For Richard Corum
“Hope of revenge shall hide our inward woe,” Prince Troilus of Troy says at the end of the play (5.10.31-32). There a war sparked by wounded pride; a cuckold and his comrades lay siege to Troy. Helen is Menelaus’s queen, and she, absconded, succumbs to Paris. A grand love affair and a greater war, but Shakespeare finds his way to condemn them. Troilus and Cressida is an anti-war story, and Shakespeare sets up Homer’s classical account as folly, as driven by wanton lust, concern for reputation, hope for fame, and revenge. The so-called love story between Troilus and Cressida follows a similar weave. We are not convinced that Troilus is truly in love with Cressida when he admits to Pandarus that he stalks “about her door” like an animal primed for conquest. The pacing anticipates the quenching of his lust, and “the imaginary relish is so sweet” (3.2.9, 20). The two can hardly breathe. Troilus considers “the capacity” of his “ruder powers,” and Pandarus allows that his niece “fetches her wind so short” (3.2.26, 33-34). The two lovers both exclaim that they will be true and faithful. Very quickly they spend the night together, and she wants him to linger. She calls herself foolish, and says “I might have still held off, and then you would have tarried” (4.2.17-18). When Troilus finds out that Cressida is going to be given away, he asks merely “Is it concluded so?” and he adds, “How my achievements mock me,” referring to the evening’s sexual victory(4.2.68, 71). Troilus indicates his lack of truth when he leans over to Aeneas and states “you did not find me here.” He gives her up easily with exclamations of devotion. He promises to visit her nightly, which he does only to spy on her. He sees her relinquish his token of love, his sleeve. His pride wounded, he vows revenge on Diomedes. He is blinded by his physical passions. Thersites, one of Shakespeare’s finest creations, condemns the entire lot of them, Greeks and Trojans, for allowing their physical excesses to outweigh intelligence, the point of the play. “Now they are clapper-clawing one another,” Thersites says, as he watches the battles rage (5.4.1).

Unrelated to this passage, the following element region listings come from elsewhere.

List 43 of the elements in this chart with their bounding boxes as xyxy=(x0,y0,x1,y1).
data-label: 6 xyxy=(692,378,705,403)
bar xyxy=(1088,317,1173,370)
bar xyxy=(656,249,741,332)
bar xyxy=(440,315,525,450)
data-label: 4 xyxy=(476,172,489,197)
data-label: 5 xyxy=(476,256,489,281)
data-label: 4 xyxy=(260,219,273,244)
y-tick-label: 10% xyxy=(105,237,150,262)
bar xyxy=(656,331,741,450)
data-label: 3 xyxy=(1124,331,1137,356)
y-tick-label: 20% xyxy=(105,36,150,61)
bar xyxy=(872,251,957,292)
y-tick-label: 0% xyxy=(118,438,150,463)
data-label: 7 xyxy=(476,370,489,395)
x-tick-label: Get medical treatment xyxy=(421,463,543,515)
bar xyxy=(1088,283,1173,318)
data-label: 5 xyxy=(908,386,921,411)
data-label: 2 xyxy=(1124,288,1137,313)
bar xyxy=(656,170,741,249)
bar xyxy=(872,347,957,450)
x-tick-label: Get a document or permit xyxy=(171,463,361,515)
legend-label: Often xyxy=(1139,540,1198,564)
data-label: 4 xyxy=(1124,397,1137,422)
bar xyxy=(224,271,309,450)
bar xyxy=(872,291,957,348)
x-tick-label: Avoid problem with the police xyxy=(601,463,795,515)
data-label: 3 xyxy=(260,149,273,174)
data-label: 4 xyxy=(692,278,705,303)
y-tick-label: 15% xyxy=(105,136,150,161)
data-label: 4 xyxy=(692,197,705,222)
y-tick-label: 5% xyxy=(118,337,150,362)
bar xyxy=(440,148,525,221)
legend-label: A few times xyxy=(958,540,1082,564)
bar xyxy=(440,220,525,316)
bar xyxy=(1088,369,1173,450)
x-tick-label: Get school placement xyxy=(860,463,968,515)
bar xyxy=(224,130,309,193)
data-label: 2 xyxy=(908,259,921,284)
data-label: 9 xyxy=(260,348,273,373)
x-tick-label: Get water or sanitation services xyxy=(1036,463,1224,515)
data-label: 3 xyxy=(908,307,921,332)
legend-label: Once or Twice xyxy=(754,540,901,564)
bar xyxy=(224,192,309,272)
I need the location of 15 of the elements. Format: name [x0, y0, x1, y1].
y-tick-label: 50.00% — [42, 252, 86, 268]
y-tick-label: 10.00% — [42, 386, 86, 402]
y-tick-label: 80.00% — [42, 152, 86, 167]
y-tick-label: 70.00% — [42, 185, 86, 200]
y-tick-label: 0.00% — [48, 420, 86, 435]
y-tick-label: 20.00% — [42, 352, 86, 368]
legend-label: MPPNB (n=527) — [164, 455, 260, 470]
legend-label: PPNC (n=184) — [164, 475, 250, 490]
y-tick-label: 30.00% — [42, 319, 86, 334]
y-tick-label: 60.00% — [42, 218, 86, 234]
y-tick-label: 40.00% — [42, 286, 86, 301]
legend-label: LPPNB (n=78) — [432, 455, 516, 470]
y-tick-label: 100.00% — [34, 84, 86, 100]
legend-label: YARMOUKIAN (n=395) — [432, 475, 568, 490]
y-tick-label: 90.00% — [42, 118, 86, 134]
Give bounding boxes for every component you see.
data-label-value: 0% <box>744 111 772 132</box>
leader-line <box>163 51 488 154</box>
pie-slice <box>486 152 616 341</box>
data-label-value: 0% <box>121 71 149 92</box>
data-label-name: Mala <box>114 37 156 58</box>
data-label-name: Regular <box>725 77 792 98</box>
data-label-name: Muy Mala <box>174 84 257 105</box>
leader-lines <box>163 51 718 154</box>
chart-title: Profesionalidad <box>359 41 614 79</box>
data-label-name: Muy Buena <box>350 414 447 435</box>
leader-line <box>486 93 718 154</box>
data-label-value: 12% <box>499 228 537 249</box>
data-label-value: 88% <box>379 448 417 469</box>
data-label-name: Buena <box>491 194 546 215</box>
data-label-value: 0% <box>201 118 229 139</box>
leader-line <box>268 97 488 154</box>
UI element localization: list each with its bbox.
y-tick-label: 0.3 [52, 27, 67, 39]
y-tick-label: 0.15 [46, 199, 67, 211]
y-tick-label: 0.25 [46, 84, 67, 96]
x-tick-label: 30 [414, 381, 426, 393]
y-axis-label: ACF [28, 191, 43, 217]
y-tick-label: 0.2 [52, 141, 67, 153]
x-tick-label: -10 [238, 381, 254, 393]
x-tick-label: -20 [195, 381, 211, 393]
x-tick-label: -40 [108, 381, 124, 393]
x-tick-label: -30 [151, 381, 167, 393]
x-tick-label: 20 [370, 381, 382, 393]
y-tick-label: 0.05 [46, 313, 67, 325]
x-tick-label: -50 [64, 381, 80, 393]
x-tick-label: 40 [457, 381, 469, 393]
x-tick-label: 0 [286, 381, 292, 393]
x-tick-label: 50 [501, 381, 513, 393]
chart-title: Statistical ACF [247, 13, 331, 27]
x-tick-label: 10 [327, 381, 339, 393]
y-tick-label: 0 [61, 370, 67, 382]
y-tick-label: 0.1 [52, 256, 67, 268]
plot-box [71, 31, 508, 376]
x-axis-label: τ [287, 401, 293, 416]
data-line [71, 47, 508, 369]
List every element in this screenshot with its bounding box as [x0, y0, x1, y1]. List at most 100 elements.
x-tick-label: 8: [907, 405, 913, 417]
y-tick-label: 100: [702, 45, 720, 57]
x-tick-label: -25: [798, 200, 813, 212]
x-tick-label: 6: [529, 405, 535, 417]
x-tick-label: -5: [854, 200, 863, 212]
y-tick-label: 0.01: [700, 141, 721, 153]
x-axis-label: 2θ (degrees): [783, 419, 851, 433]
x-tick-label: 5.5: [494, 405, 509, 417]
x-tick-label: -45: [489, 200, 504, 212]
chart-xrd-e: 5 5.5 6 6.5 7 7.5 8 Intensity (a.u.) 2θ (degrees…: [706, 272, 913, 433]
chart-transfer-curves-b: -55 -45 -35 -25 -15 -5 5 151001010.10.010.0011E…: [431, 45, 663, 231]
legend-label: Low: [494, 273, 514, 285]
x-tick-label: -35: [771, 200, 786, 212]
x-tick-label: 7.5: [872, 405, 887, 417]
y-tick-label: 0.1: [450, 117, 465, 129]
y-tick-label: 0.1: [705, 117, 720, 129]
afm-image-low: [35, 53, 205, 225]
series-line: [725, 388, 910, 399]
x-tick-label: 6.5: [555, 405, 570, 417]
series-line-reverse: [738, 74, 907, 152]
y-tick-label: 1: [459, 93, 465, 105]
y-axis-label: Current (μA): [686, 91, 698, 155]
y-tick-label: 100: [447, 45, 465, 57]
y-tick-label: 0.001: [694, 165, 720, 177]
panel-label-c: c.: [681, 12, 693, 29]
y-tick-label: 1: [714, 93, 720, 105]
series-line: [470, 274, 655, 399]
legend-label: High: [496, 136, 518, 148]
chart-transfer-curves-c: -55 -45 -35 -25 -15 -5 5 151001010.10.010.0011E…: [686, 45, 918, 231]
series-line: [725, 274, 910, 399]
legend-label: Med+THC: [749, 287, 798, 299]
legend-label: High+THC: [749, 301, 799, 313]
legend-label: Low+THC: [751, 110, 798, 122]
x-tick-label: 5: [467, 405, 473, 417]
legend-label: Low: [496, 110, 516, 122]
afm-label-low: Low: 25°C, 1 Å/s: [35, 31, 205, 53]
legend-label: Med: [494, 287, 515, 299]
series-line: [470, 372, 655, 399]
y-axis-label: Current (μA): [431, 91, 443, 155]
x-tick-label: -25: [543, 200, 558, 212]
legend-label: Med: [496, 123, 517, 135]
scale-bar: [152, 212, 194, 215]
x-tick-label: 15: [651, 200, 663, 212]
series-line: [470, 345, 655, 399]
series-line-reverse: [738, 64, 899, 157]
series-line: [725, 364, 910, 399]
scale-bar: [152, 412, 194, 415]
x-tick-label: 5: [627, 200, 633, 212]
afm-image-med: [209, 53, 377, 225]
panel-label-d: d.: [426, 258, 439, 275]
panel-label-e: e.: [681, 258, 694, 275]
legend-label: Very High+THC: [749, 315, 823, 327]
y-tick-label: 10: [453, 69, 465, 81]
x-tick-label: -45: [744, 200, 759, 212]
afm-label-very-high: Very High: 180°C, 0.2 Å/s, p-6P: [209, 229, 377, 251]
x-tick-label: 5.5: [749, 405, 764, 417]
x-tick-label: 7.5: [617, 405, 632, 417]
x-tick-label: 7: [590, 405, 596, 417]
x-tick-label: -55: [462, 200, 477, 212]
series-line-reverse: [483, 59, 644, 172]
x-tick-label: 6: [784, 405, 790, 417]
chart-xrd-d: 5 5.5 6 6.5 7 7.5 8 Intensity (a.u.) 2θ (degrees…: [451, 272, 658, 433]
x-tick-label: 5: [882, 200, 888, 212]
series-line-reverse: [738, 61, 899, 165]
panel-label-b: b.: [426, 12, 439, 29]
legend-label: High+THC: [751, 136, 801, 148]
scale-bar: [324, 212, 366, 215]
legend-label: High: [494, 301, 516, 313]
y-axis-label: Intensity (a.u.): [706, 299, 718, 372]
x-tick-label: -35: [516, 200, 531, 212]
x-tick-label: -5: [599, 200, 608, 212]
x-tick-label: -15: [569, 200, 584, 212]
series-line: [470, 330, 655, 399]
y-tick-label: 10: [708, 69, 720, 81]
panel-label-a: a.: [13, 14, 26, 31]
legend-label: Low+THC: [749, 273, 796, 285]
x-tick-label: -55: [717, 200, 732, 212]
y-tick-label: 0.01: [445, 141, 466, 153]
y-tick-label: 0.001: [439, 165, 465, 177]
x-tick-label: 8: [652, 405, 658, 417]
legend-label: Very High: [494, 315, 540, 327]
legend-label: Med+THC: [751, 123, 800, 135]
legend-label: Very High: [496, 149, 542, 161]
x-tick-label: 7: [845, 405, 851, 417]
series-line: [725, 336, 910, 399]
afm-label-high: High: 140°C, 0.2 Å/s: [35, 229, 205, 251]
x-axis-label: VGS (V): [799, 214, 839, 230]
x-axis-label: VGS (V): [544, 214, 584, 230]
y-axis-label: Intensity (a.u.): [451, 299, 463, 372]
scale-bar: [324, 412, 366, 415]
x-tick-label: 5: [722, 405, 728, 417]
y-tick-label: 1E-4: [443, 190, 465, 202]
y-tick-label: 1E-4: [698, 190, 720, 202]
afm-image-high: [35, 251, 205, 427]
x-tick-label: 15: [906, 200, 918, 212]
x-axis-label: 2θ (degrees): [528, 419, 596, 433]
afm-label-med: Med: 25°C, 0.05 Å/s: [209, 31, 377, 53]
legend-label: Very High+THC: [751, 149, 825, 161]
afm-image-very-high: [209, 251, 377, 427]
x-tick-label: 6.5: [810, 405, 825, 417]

Before Troilus and Cressida sleep together, she foreshadows what will happen when she is traded for Antenor and eventually gives herself to Diomedes. She says “I have a kind of self resides with you/But an unkind self, that itself will leave/To be another’s fool” (3.2.156-158). Indeed, as easily as Troilus seems to give her up, she yields to the Greek commander. When Shakespeare was thirty, he worked out his thoughts on Troy in “The Rape of Lucrece.” Gazing at the painted scene of destruction, Lucrece says of Helen “show me the strumpet that began this stir.” The eyes see the physical and the lustful, both Cressida and Lucrece concur, and corrupt the mind. Lucrece says about Paris, “Thy eye kindled the fire that burneth here,” and all must die because of this “trespass of thine eye” (Lucrece, 1470-1477). Almost ten years later in Troilus and Cressida, when Cressida has symbolically given herself to Diomedes, she says “The error of our eye directs our mind,” and she supplements that with “Minds sway’d by eyes are full of turpitude” (5.2.110-112). The depravity she refers to is her own, and it has evolved from her earlier physical acquiescence to Troilus’s lust. Now she begs for Diomedes: “I prithee, come” (5.2.106). Cressida is here untrue, and she has given herself to the other side completely, just as Helen had done. Later, when she sends a love letter to Troilus, he says “My love with words and errors still she feeds, but edifies another with her deeds” (5.3.11-112). She yet dissembles, and speaks of love, but she is with another. Here exists the flimsy foundation upon which the war is based, and upon which the supposed love between Troilus and Cressida eventually dissolves.